Here is the MedPAC March 2009 pdf report.
Mar
05
2009
Here is a link to ACAP’s (Association for Community Affiliated Plans) download page for SNP or Special Needs Plans related articles. ACAP’s mission is to support not-for-profit plans like SNPs.
Feb
21
2009
CMS just released the 2010 Advance Notice for MA payment. Download pdf here. For the 2010 payment year there will be a projected downward adjustment of 3.74% to account for the different risk factor score averages between FFS and private Medicare beneficiaries. This factor will be finalized for the April, 2009 Announcement. Interestingly, the downward adjustment is not solely due to increased coding intensity among MA plans, rather, CMS projects that 50% of the difference is due to enrollment patterns. Specifically, FFS attracts more newly-eligible-to Medicare benes who are healthier and have lower scores – this depresses the average FFS score. The other half of the FFS – private difference is due to increased coding intensity.

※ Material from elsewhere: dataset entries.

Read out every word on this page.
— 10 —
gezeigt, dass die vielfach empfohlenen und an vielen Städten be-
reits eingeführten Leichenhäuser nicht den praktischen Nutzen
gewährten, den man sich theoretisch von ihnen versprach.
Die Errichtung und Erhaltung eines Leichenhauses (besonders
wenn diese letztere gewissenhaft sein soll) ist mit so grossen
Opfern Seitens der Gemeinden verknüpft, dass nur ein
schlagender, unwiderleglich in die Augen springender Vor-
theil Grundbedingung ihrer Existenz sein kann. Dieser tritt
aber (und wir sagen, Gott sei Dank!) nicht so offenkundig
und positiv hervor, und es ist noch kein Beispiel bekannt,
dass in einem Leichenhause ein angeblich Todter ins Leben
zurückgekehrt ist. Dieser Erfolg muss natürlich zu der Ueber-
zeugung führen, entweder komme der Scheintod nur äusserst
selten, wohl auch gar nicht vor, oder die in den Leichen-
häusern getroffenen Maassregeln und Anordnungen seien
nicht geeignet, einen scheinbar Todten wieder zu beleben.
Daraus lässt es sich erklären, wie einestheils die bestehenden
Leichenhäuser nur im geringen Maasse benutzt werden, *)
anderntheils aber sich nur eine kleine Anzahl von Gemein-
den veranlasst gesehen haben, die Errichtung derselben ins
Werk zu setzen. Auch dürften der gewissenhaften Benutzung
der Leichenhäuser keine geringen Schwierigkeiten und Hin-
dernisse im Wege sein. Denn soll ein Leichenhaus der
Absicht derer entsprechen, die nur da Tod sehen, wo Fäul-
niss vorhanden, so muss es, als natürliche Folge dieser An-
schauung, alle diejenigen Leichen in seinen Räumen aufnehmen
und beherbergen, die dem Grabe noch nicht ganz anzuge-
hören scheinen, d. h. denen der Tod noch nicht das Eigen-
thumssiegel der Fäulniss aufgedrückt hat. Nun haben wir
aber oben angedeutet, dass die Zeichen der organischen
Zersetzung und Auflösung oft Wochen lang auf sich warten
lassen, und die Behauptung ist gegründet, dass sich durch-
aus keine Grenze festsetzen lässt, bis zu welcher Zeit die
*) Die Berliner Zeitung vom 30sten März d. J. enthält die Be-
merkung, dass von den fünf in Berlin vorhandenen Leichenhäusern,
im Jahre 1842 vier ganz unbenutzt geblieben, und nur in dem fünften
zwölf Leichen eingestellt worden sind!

Patients under MA plans, for the 2006-2007 year, had on average a higher disease risk score by 0.025 compared to similar FFS cohorts. CMS specifically looked at “stayers”, benes who had stayed within Medicare Advantage for at least 2 years to find these coding patterns.
This risk score enrollment/coding intensity adjuster is just a temporary phenomenon until CMS gathers enough MA plan data to base the CMS-HCC model on MA patients only. The current and previous iterations of the CMS model (i.e. risk score values, annual denominator value) are based on historical FFS data. Newer versions of the model will build-in the enrollment/coding intensity assumptions into the risk scores themselves and as such there will not be a need to always have a separate coding/enrollment adjuster per se.
Feb
07
2009
Interesting idea from Al Lewis as it appears on thehealthcareblog.com. One way to help fix Medicare Advantage (i.e. reduce the up to 112% of costs compared to FFS in some areas) is to make enrollment automatic in areas that have MA plans available – which is everywhere – so that the patient would have to opt-in to FFS. This would bypass the $500 or so commission that brokers get – quite a nice savings per member.